Baca berita tanpa iklan. Gabung Kompas.com+
Salin Artikel

Mattojang, Hiburan dan Ajang Uji Keberanian ala Petani Bugis

Tak heran jika kampung komunitas Bugis yang terpencar di berbagai kabupaten di Pulau Sulawesi hingga ke pulau lain bahkan mancanegara, biasanya lebih mudah dikenal daerah asalnya karena nyali dan keberanian penduduknya bermain ayunan.

(BACA: Berburu Makanan Manis, dari Mata Kebo sampai Lapek Bugis!)

Acara puncak Mattojang yang digelar Komunitas Suku Bugis di Madimeng, Kelurahan Maminasae, Kecamatan Palateang Pinrang, Sulawesi Selatan, Senin (25/9/2017), berlangsung meriah.

Pesta petani pasca panen raya ini tidak hanya dihadiri sederet pejabat kabupaten seperti bupati dan kepala dinas, namun juga dihadiri ribuan warga dari berbagai desa bahkan tetangga kabupaten berkumpul menggelar permainan Mattojang sambil uji nyali dan keberanian.
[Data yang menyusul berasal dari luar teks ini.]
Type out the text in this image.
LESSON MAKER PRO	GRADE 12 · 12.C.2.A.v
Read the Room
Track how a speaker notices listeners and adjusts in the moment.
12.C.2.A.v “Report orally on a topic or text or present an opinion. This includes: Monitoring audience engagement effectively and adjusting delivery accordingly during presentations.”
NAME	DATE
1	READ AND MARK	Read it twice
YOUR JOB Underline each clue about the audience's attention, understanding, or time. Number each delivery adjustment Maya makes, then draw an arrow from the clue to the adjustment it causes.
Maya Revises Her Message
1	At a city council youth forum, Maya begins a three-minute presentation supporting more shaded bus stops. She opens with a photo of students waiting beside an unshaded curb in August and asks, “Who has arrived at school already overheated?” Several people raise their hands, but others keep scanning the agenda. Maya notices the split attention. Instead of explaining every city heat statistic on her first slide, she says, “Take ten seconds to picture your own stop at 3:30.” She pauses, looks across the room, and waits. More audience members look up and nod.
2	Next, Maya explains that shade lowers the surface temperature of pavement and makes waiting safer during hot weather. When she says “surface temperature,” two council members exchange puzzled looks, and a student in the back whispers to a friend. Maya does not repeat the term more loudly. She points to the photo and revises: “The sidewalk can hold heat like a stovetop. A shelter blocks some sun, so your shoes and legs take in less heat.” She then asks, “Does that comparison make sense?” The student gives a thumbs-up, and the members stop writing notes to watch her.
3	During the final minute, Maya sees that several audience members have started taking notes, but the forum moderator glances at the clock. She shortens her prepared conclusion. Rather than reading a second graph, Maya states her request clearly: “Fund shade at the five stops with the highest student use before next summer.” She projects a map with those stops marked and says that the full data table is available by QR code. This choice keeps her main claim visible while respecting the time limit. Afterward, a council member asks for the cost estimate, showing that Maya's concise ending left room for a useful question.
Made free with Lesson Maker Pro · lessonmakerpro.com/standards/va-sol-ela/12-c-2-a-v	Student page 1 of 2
(BACA: Sensasi Segar Menyantap Nasu Palakko di Pinrang)

Tak heran jika pesta panen yang biasanya dimeriahkan dengan permainan Mattojang dan Padendang atau seni menumbuk lesung dengan irama tertentu diikuti dengan tarian dan pertunjukan seni bela diri Pamanca, juga menjadi ajang wisata budaya yang selalu ramai dikunjungi warga serta turis mancanegara.

Sejarah Mattojang

Dalam tatanan linguistik Bugis, Mattojang berasal dari kata "tojang" yang berarti ayunan. Secara kutural dalam masyarakat Bugis istilah Mattojang diartikan sebagai permainan berayun atau berayun-ayun.

(BACA: Manatika, Taekwondo Tradisional Asal Timor Tengah Utara)

Permainan Mattojang tidak terlepas dari sebuah mitos yang diyakini oleh masyarakat Bugis, bahwa mattojang merupakan proses turunnya manusia pertama yaitu Batara Guru dari Botting Langi’ (Turunnya Batara’ Guru dari Negeri Khayangan ke Bumi).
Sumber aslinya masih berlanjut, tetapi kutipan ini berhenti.